Background: A post hoc analysis from a multiphase trial with open-label transition and maintenance phases, a double-blind relapse prevention phase, and an optional open-label extension examined the long-term tolerability with continuous once-monthly injectable paliperidone palmitate 39, 78, 117, or 156 mg (25, 50, 75, or 100 mg equivalents [mg eq] of paliperidone) in subjects with recently diagnosed (≤5 years; n = 216) versus chronic illness (>5 years; n = 429) schizophrenia.

Methods: Adverse events reported at a ≥2% margin between subgroups were identified. Relative risks (in the recently diagnosed compared with the chronically ill) and 95% confidence intervals (CI) were determined, and CI not including 1 were considered potentially significant.

Results: In both subgroups, the mean monthly dose was 109 mg (69.9 mg eq). Continuous mean exposures were 333.9 ± 271.9 and 308.7 ± 278.3 days in the recently diagnosed and chronic illness subgroups, respectively. Using the criteria outlined in the methods, nasopharyngitis was a potentially significant event reported in more chronically ill than recently diagnosed subjects at months 6, 9, 12, and endpoint (7.2% versus 2.8%; relative risk 0.384; 95% CI 0.163-0.907). Influenza (2.8% versus 0.7%; relative risk 3.9; 95% CI 1.003-15.730) and amenorrhea (3.2% versus 0.9%; relative risk 3.476; 95% CI 1.029-11.744) at endpoint were potentially significant events in more recently diagnosed than chronically ill subjects. Mean weight changes, sedation/somnolence, any extrapyramidal symptom-related or glucose-related events were generally similar between the groups. The mean prolactin level increased in both sexes in both subgroups (changes from baseline of +41.8 ng/mL and +26.5 ng/mL in recently diagnosed and chronic illness females and +12.3 ng/mL and +15.1 ng/mL in recently diagnosed and chronic illness males, respectively), and were higher in females with recently diagnosed illness than in females who were chronically ill (P = 0.0002 at endpoint). Prolactin-related events were reported by 7.9% of recently diagnosed subjects with schizophrenia and 3.5% of those who were chronically ill.
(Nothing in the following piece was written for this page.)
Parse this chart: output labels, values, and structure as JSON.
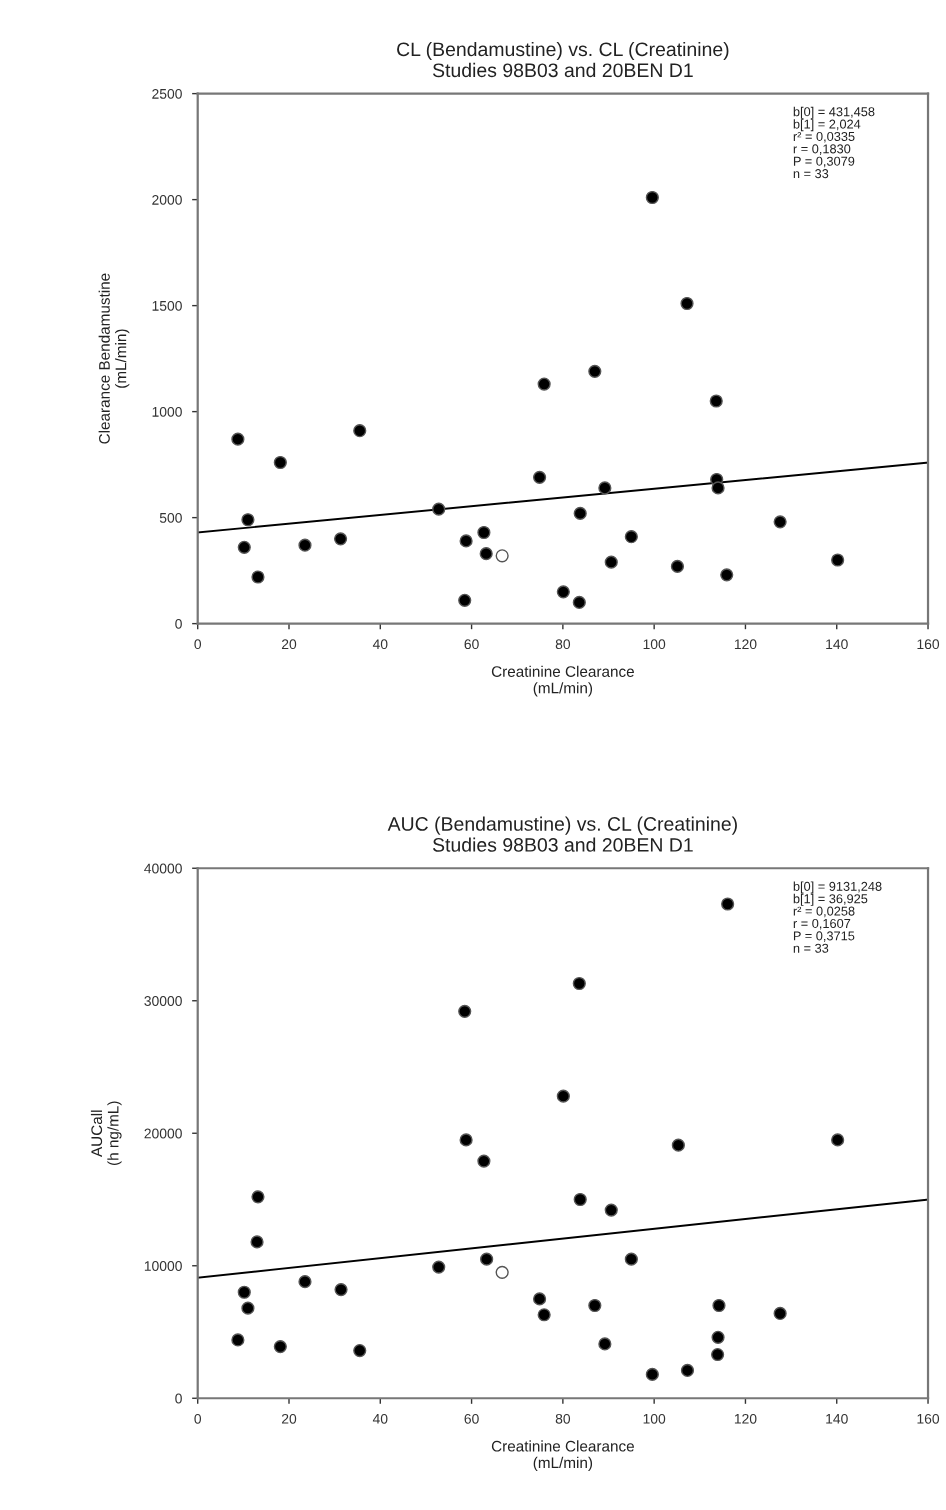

Conclusion: The long-term tolerability of paliperidone palmitate was generally similar in recently diagnosed schizophrenia subjects and those with more chronic illness, with the exception of some prolactin-related measures.
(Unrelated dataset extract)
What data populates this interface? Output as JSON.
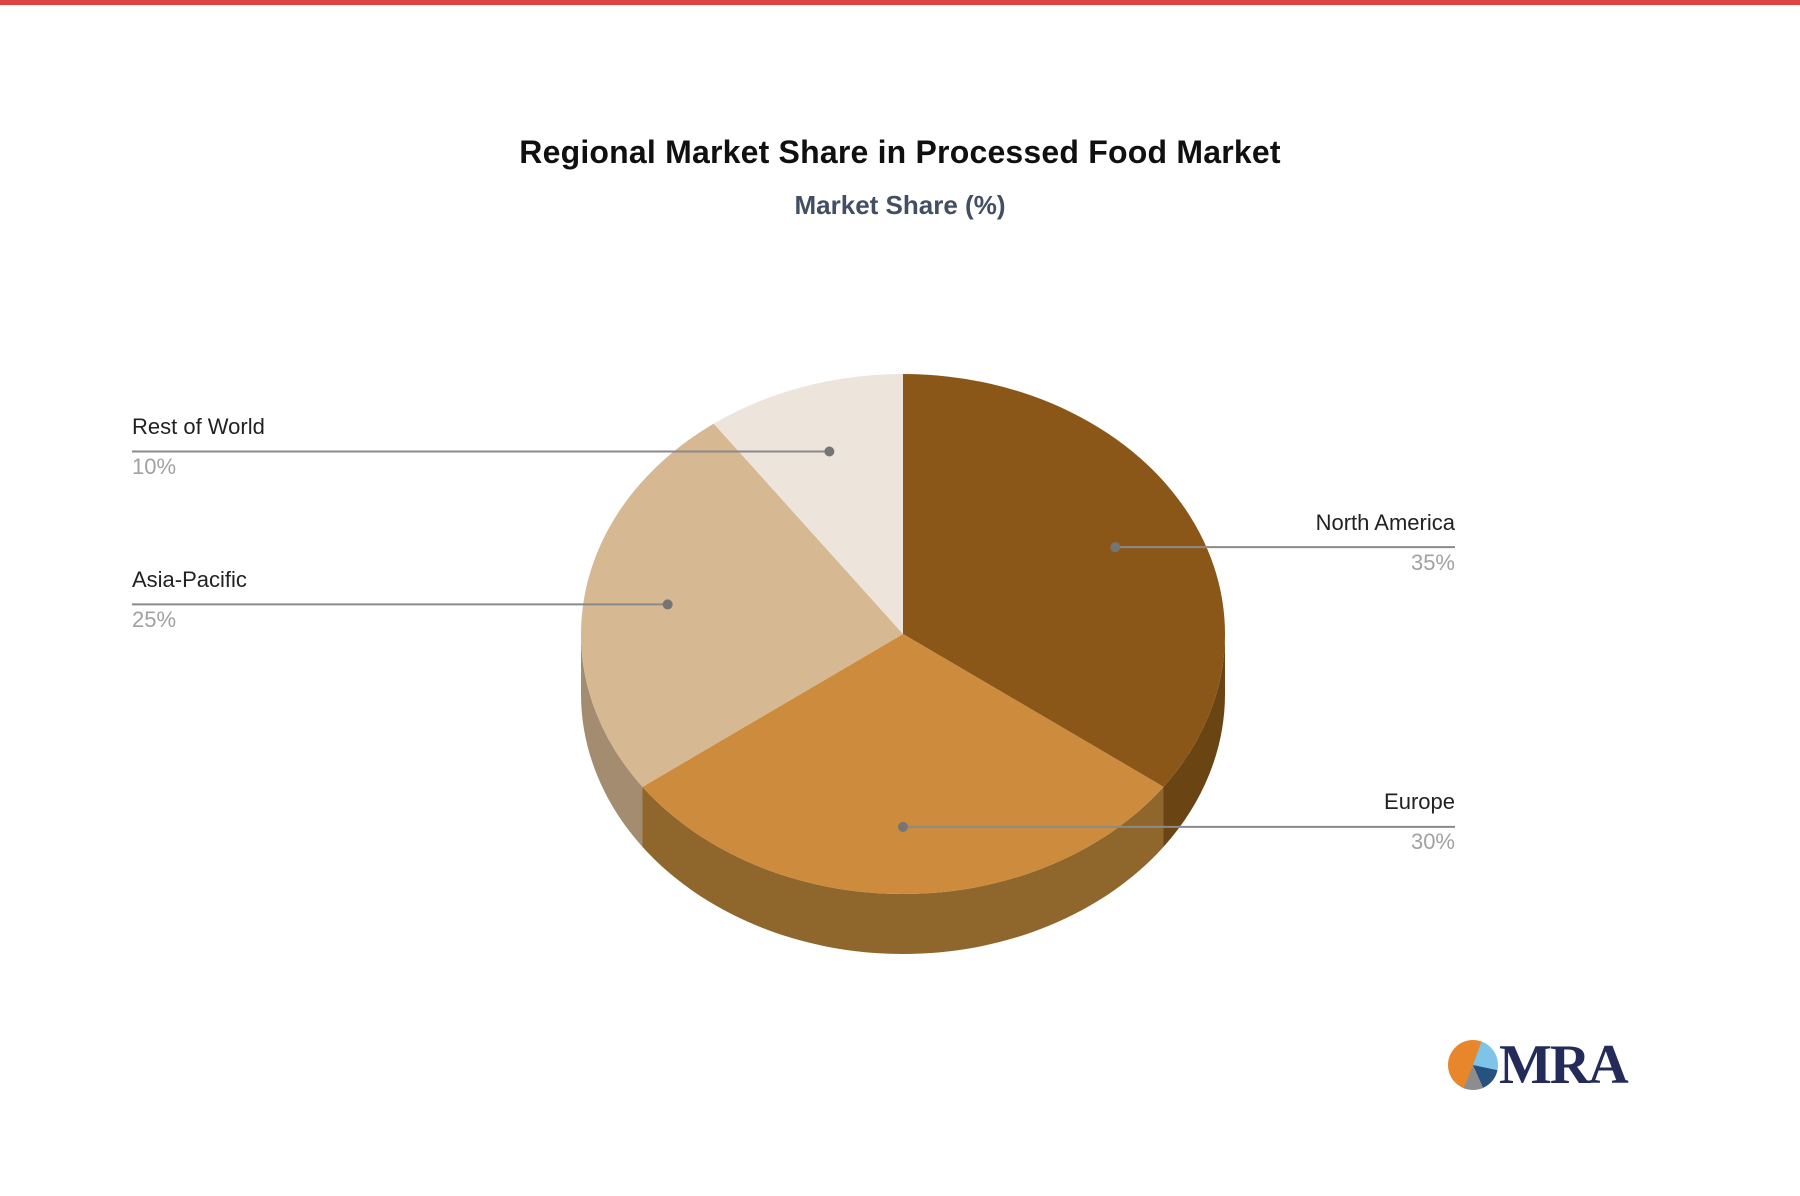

Keywords: early illness; long-acting antipsychotic; paliperidone palmitate; recently diagnosed; schizophrenia.

Figure 1

Study design and subject disposition in recently diagnosed and chronically ill subgroups treated continuously with paliperidone palmitate. Note: +74 subjects who were in the maintenance phase at the time of its termination and were considered to have completed this phase were eligible to enroll in the open-label extension without entering the double-blind phase. Of the 58 that enrolled, 26 were recently diagnosed and 32 were in the chronic illness subgroup.

Figure 2

Percentage, relative risk (recently diagnosed versus chronic illness), and 95% confidence intervals of adverse events reported by a margin of ≥2% in recently diagnosed or chronically ill subgroups.

Figure 3

Percentage of Subjects with Any EPS-Related Event* from First Injection to Specified Timepoint, in Recently Diagnosed and Chronic Illness Subjects. Note: *Any EPS-related events include tremor, dystonia, hyperkinesia, parkinsonims, extrapyramidal disorder and dyskinesia, and each of their preferred terms.